The Hidden Cameras are currently in the midst of an extensive North American tour with Gentleman Reg that will wrap with a homecoming show at the Opera House in Toronto on December 5. Tickets for the show are $15 in advance but courtesy of Rootmeansquare, I’ve got two pairs of passes to give away for the show. To enter, email me at contests AT with “I want to see The Hidden Cameras” in the subject line and your full name in the body and get that in to me before midnight, November 25.

Gibb talks to Spinner about how a trip to Berlin inspired the direction of the new album.

MP3: The Hidden Cameras – “Walk On”
Video: The Hidden Cameras – “In The NA”
MySpace: The Hidden Cameras

The Magnetic Fields will take the theme of their next album Realism to heart by playing songs from it in the flesh on a North American tour that kicks off shortly after the album’s January 26, 2010 release date. That includes a February 8 date at the Queen Elizabeth Theater in Toronto, their first visit since a two-night stand at Trinity-St. Paul’s in July 2004. Tickets are $30.50 plus fees, onsale this Saturday though a presale started yesterday – I got second row centre tickets, so they had good ones blocked off.

Beach House have released the first MP3 from their third album Teen Dream, due out January 26. I kinda think I like this song better than anything they’ve done yet.

MP3: Beach House – “Norway”

Ever wish you could make your birthday last forever? Constantines do – their tenth anniversary celebrations have extended from a two-night stand at Lee’s Palace to a three night engagement, the third night taking place a full week after the second. So that’s December 11, 12 and 19 and with different support each night. The 11th will feature Attack In Black and Weakerthan John K Samson doing a solo set, the 12th has Oneida and Metz warming things up and the 19th has Julie Doiron and Ladyhawk on the bill.

Ohbijou’s Casey Mecija talks to Spinner, The Canmore Leader and See.

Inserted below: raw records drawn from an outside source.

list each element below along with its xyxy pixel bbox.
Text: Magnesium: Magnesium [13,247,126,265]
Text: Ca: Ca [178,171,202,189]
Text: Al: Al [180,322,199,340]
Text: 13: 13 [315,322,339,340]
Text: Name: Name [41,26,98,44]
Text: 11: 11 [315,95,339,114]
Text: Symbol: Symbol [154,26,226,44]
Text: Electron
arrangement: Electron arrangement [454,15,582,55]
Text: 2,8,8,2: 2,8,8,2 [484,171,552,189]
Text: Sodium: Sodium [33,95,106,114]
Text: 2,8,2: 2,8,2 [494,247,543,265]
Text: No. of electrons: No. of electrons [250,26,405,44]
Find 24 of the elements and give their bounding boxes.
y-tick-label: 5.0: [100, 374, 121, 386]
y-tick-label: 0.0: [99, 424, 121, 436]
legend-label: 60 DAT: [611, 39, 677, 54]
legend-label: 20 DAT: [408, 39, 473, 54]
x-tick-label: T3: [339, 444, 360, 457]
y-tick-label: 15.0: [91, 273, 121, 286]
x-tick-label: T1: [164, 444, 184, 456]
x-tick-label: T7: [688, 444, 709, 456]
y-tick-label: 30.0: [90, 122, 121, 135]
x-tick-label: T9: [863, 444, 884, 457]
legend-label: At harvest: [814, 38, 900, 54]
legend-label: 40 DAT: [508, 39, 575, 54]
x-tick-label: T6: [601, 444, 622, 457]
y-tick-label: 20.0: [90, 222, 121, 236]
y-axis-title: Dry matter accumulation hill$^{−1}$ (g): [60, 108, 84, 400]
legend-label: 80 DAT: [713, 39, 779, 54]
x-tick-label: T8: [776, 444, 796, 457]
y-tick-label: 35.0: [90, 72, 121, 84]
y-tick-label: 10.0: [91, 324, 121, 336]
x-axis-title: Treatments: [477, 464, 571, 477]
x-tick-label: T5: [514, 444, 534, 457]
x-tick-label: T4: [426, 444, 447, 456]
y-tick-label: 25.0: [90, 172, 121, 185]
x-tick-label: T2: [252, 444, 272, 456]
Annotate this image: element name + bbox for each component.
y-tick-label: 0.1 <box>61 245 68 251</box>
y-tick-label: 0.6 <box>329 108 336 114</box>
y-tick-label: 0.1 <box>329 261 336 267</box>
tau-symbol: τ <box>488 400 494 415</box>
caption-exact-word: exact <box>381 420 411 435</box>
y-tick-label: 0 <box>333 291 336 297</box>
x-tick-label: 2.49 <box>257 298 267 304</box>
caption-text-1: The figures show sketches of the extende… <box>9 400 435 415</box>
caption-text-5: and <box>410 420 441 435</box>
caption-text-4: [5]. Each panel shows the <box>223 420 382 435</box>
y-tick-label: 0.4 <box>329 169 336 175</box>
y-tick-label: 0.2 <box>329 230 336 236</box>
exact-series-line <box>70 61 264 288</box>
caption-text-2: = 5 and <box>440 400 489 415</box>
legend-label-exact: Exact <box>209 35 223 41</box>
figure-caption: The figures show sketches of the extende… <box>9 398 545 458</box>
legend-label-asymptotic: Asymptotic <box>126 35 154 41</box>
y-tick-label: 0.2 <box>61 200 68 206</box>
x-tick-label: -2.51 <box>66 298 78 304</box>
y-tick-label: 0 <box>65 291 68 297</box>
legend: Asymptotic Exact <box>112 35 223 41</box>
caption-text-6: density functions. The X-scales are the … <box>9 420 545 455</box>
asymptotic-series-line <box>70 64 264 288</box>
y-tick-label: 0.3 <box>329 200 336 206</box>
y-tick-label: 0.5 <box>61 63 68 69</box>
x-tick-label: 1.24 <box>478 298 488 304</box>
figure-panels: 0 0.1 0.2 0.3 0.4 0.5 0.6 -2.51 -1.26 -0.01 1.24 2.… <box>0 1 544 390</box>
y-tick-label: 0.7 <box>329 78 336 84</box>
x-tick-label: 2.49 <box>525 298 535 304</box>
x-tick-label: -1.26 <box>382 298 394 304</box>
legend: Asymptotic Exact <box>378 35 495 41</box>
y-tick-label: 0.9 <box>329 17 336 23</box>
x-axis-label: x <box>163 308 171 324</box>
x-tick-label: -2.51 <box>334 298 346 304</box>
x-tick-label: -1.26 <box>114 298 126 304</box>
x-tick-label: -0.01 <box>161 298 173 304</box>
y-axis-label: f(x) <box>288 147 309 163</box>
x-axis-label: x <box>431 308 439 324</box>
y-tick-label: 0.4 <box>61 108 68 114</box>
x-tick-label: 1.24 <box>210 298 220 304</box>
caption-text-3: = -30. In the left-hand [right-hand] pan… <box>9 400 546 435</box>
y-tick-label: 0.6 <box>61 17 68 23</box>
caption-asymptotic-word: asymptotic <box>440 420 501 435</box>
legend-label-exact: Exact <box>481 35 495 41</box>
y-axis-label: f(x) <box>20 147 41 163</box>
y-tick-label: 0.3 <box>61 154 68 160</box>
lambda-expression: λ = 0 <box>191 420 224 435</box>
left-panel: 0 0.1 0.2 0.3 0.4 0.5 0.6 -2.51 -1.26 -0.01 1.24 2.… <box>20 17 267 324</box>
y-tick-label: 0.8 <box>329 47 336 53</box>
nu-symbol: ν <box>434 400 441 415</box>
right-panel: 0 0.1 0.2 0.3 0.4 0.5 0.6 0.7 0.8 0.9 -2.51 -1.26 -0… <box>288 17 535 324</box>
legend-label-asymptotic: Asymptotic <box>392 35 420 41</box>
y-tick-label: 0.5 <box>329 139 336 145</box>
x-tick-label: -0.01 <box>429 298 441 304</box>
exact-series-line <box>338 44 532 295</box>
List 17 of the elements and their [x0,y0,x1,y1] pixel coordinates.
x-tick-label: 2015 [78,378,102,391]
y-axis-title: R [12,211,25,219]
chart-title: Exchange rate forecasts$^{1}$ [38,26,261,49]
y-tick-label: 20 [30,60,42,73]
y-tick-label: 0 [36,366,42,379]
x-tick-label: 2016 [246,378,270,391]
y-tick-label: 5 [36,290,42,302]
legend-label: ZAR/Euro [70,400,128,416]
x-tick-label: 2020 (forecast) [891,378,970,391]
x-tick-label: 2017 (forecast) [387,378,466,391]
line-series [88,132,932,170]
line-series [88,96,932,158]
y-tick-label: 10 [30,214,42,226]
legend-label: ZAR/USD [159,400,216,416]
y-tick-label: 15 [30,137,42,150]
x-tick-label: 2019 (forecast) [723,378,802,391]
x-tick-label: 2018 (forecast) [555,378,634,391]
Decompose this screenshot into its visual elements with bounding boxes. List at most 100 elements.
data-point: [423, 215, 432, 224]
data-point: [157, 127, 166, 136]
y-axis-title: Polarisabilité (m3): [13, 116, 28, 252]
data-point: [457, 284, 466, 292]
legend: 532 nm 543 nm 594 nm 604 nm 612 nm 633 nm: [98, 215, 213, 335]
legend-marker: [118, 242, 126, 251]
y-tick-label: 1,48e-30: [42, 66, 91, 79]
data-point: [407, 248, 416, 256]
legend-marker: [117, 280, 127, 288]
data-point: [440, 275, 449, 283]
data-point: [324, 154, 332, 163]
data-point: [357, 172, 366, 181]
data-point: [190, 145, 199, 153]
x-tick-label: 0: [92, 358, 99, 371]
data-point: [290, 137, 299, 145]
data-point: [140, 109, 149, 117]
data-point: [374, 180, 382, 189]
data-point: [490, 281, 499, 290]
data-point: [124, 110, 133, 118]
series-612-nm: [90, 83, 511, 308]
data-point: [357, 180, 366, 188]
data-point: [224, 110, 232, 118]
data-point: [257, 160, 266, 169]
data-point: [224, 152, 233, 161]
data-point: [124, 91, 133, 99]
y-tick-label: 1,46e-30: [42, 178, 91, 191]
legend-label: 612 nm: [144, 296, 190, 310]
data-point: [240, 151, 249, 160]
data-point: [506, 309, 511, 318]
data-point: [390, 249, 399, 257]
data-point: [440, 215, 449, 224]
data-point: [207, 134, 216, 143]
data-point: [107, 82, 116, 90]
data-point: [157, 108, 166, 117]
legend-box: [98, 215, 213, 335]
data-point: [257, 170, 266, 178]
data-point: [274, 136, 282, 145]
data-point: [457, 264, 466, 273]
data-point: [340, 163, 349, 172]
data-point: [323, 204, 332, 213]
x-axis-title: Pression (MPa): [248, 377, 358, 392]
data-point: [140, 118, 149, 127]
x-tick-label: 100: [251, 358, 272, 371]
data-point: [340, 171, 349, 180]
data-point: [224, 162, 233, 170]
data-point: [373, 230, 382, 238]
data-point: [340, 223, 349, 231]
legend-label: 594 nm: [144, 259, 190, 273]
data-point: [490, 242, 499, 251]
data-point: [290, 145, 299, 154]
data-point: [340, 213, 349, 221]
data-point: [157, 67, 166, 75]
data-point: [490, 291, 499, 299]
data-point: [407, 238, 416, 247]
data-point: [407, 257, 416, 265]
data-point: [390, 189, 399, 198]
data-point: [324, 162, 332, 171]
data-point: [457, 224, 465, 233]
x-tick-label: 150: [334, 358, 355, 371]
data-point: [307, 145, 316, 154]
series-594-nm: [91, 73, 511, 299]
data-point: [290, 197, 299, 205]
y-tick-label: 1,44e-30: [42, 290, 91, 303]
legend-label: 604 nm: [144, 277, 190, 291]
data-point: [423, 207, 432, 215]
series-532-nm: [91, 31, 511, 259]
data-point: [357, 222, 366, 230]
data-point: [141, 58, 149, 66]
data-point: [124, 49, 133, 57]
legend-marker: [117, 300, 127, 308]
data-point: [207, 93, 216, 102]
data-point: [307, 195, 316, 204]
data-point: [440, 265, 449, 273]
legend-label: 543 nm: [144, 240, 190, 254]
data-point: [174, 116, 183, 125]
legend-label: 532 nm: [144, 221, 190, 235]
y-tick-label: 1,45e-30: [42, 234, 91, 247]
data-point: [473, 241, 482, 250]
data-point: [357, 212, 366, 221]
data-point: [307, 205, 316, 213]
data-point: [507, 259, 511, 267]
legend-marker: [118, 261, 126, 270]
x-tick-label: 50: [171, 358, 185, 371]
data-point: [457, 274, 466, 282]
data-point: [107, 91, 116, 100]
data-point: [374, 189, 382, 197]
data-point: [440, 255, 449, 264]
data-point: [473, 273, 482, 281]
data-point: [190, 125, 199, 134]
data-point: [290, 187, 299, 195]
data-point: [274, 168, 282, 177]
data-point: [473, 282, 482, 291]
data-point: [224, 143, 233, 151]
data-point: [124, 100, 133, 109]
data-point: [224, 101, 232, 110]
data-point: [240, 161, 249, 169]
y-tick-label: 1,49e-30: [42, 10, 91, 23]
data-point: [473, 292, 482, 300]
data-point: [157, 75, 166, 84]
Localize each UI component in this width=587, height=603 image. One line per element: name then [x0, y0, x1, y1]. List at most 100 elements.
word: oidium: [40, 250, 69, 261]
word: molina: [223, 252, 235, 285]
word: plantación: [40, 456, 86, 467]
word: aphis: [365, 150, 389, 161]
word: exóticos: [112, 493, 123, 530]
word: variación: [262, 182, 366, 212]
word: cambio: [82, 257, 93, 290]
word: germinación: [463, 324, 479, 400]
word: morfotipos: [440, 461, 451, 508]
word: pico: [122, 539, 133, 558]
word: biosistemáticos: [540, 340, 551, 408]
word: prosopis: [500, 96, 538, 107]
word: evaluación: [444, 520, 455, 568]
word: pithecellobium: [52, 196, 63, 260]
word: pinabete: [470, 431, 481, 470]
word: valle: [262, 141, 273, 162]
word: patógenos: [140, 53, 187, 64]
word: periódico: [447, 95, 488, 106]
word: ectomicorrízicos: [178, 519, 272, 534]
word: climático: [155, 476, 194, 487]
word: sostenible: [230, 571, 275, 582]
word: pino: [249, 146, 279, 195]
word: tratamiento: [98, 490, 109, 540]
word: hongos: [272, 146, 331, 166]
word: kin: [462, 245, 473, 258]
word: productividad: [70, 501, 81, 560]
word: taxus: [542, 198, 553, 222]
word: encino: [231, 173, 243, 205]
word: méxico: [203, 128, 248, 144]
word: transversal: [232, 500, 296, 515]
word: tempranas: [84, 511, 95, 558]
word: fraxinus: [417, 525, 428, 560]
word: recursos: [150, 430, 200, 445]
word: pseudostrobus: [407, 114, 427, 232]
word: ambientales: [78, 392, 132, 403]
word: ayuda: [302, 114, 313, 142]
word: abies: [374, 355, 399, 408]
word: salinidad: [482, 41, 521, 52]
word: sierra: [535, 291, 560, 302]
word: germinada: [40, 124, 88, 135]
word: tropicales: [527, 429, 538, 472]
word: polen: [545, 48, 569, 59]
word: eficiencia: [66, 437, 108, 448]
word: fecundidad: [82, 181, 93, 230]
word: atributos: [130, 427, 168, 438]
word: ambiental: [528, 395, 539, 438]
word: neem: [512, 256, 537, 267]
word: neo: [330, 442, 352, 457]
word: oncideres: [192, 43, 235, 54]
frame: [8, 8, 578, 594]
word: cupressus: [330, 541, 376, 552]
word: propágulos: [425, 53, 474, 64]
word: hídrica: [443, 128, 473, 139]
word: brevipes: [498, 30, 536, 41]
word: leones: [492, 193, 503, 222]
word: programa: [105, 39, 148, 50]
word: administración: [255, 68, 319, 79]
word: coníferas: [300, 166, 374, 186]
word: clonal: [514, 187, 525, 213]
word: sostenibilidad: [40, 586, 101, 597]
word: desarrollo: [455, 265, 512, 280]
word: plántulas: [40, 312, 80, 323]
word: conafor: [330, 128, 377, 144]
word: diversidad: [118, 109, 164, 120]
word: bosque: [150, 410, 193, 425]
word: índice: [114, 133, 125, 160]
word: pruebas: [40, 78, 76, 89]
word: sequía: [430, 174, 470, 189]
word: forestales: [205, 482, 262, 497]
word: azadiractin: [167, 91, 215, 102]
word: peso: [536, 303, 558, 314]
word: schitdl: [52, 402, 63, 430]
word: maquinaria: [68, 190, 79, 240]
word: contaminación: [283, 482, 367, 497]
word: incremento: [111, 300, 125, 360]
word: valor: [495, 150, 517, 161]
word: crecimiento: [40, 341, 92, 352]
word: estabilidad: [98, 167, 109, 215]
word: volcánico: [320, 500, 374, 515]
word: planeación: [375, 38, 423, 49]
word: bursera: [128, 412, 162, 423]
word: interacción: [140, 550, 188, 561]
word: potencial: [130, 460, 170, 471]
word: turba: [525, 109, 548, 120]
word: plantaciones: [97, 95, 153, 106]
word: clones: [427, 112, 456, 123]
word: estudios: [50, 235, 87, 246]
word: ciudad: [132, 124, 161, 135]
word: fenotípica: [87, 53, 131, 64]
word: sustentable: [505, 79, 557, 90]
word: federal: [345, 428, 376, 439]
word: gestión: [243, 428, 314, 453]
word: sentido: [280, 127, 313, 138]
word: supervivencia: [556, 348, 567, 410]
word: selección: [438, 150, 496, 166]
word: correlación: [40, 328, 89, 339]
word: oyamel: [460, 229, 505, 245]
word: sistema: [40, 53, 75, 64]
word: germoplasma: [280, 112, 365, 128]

A slew of in-stores have been announced by Sonic Boom. You’ve got Koushik on November 19 at 7:30PM, Lullabye Arkestra on November 21 at 7PM, Malajube on November 25 at 7PM, The Schomberg Fair on November 28 at 4PM and Everything All The Time on December 2 at 7PM. All shows are free, though a donation of canned food is encouraged and appreciated.

MP3: Lullabye Arkestra – “We Fuck The Night”
MP3: Malajube – “Porte Disparu”
MP3: Everything All The Time – “Lazy Days”

The Toronto Public Library’s Make Some Noise series continues through this month, with a number of performances and discussions of interest to, well, probably anyone reading this site. Katie Stelmanis will give a performance at the Bloor/Gladstone branch this Friday, November 20, at 8PM, Colin Medley of Morning Noon Night will discuss the finer points of videography and “Documenting the Local Music Scene” at the Kennedy/Eglinton branch on November 24 at 7PM and Steve Jordan, grand poo-bah of the Polaris Music Prize, will get into the nitty-gritty of just how much of a bribe it takes to make the long list, short list and win the whole she-bang, respectively. Kidding – he’ll be talking about the Prize and Canadian music industry in general at the Northern District branch on December 1 at 7PM.

Paper Bag Records is celebrating seven years of not going under with a special covers compilation featuring their artists entitled 7 Year Itch and available to grab for free.